The Democratic-led Senate is expected to pass the deal, but it could face a harder path in the House of Representatives where both conservative Tea Party supporters and liberal lawmakers have expressed dissatisfaction with it.

Vice President Joe Biden, who helped negotiate the deal, traveled to Capitol Hill to urge Democrats to approve it and try to answer their concerns about potentially painful cuts to social programs.

Representative Tom Cole, a vote counter for the Republican party, said he expected the Republicans House to pass the plan with a "strong vote."

U.S. stocks rose more than 1 percent at the open on Monday, but quickly fell back in late morning trading, continuing a sag that gathered steam last week. The U.S. dollar rose modestly against the yen and the Swiss franc, a favored safe haven for nervous investors in recent weeks.

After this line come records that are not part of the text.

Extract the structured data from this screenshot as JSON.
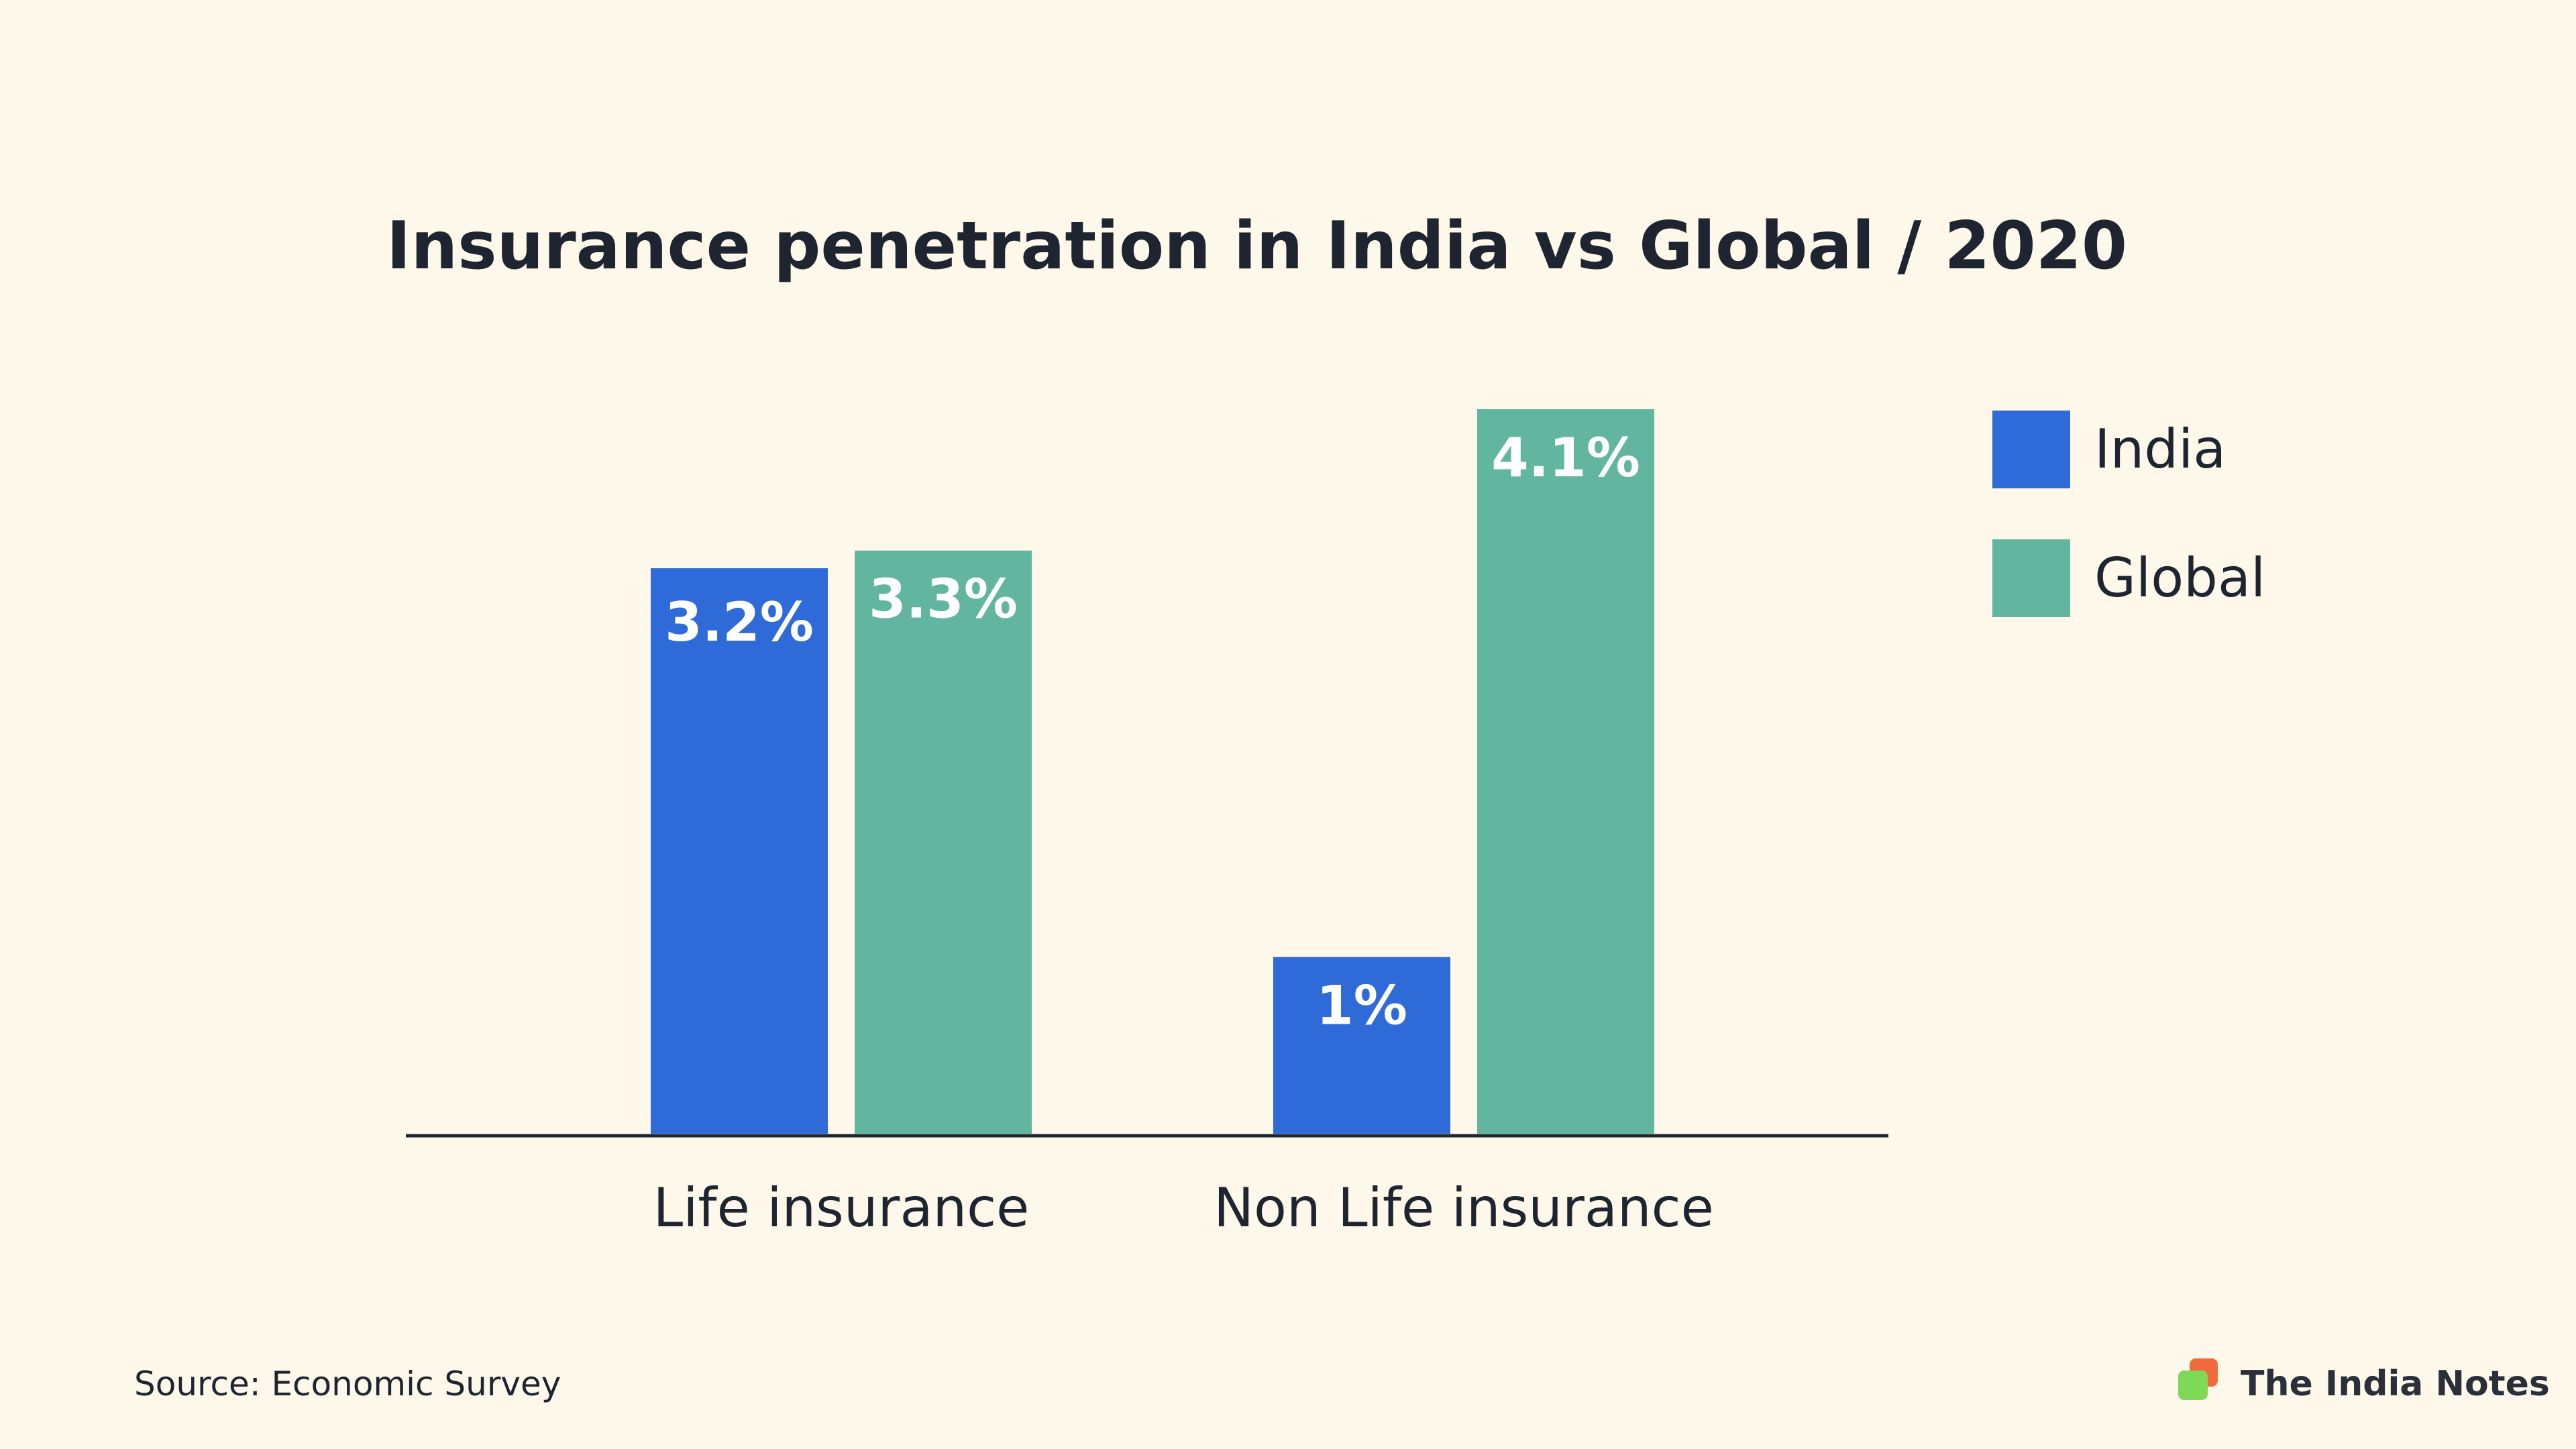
{
  "chart_data": {
    "type": "bar",
    "title": "Insurance penetration in India vs Global / 2020",
    "categories": [
      "Life insurance",
      "Non Life insurance"
    ],
    "series": [
      {
        "name": "India",
        "values": [
          3.2,
          1
        ],
        "labels": [
          "3.2%",
          "1%"
        ],
        "color": "#2f6ad9"
      },
      {
        "name": "Global",
        "values": [
          3.3,
          4.1
        ],
        "labels": [
          "3.3%",
          "4.1%"
        ],
        "color": "#62b6a0"
      }
    ],
    "ylim": [
      0,
      4.1
    ],
    "grid": false,
    "legend_position": "right"
  },
  "footer": {
    "source": "Source: Economic Survey",
    "brand": "The India Notes"
  },
  "colors": {
    "background": "#fdf8ea",
    "text": "#1f2530",
    "axis": "#1f2530",
    "brand_logo_front": "#7ed957",
    "brand_logo_back": "#f06a3d"
  }
}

It was hard to identify winners from a bitter fight that was finally winding to a conclusion after Sunday's 11th-hour compromise agreement.

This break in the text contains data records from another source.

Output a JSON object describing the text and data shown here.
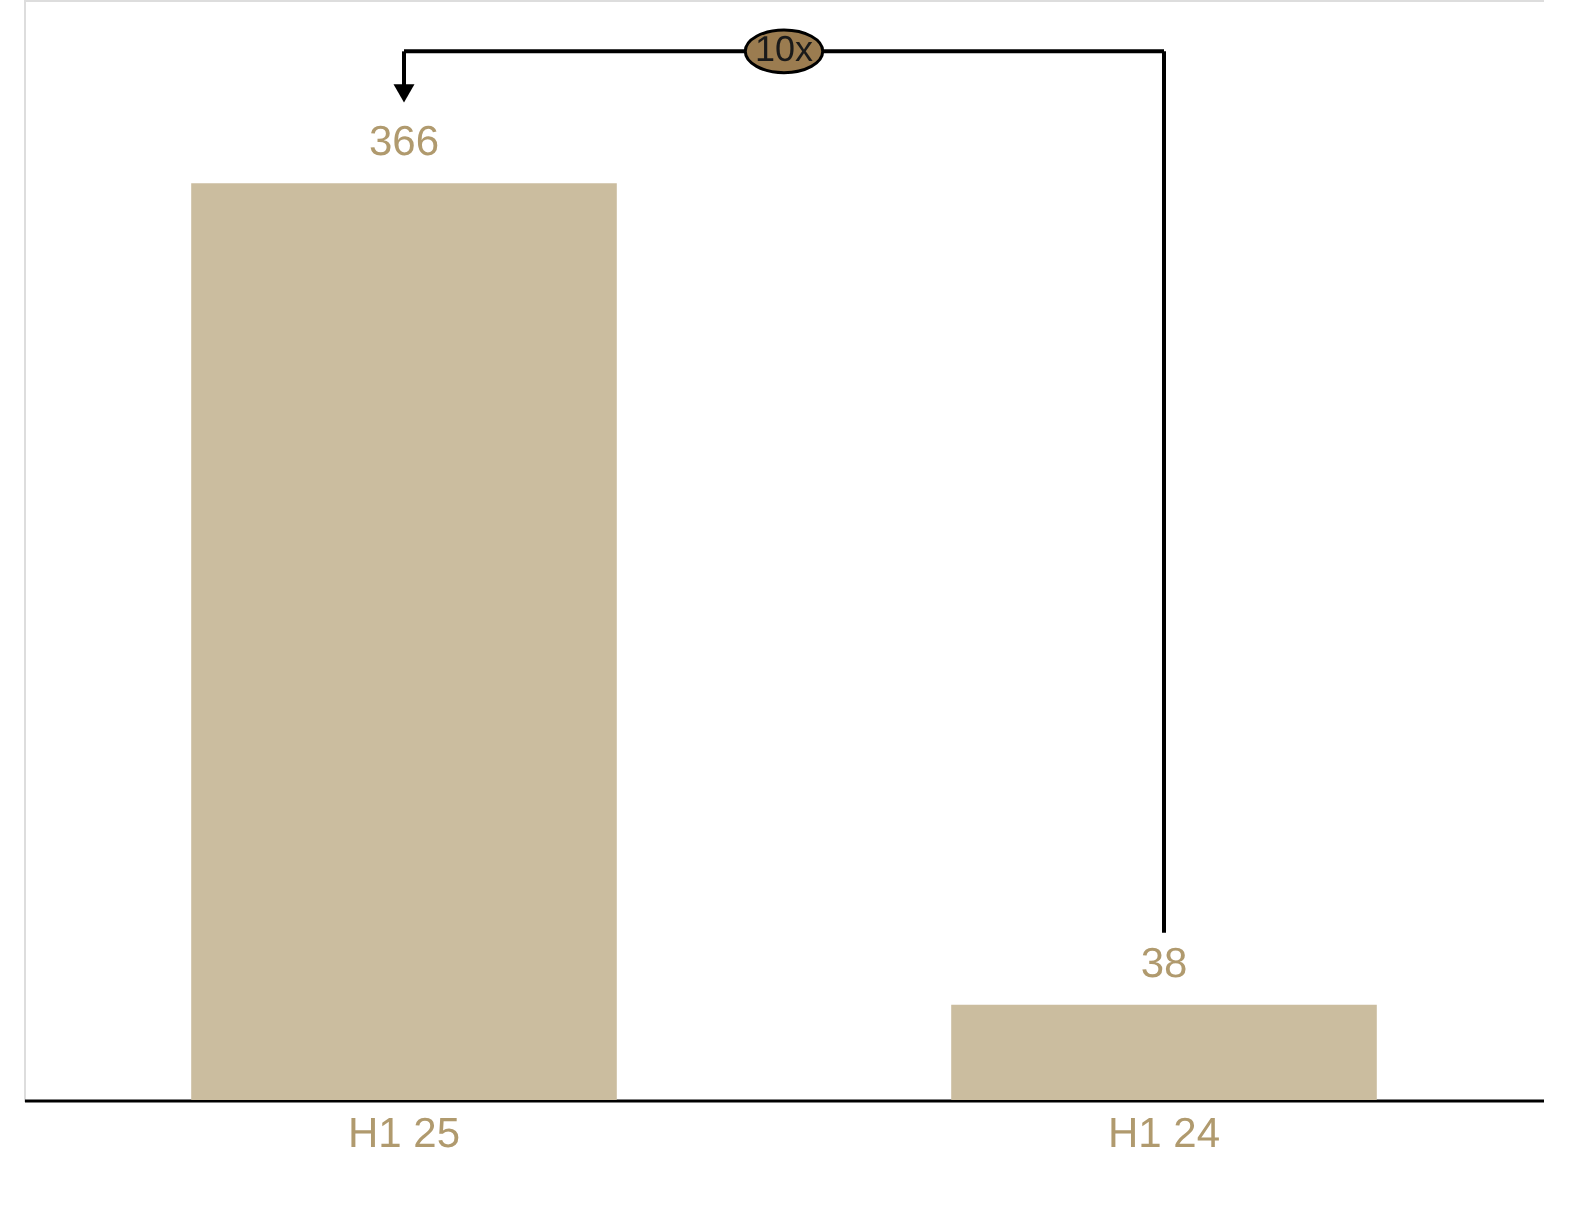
{
  "chart_data": {
    "type": "bar",
    "categories": [
      "H1 25",
      "H1 24"
    ],
    "values": [
      366,
      38
    ],
    "color": "#cbbd9f",
    "data_labels": true,
    "annotations": [
      "10x"
    ]
  }
}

President Barack Obama had to accept deeper spending cuts than he wanted and will have to defend them to his liberal base ahead of his 2012 re-election campaign.

House of Representatives Speaker John Boehner, the top U.S. Republican, got cuts he demanded without immediate tax increases, but had to fight an image of being inflexible, a captive of his party's Tea Party wing.

Americans anxious to reduce the country's 9.2 percent jobless rate became increasingly frustrated as the debate raged on through the summer.

TAX FIGHT AWAITS

Taxes looked to be one of the next battlefields.

While the framework of the new deficit reduction plan does not call for new taxes, Democrats see the new congressional committee being formed as a vehicle for gaining more revenue through reform of the tax code.

Boehner, who is seeking to bring anti-tax Tea Party members on board, said on Sunday the framework agreement made it effectively "impossible" to use it to raise taxes.

The White House sees the issue otherwise. If tax reform does not succeed in the new committee, President Barack Obama will allow tax cuts put forward by former President George W. Bush to expire in 2013, White House officials said.

White House senior adviser David Plouffe insisted that new tax revenues were on the table.

"I think that's the case the president's going to make, that if we're going to do additional deficit reduction in the fall, it should be tax reform, closing loopholes for the wealthy and big corporations," he told NBC's "Today" show.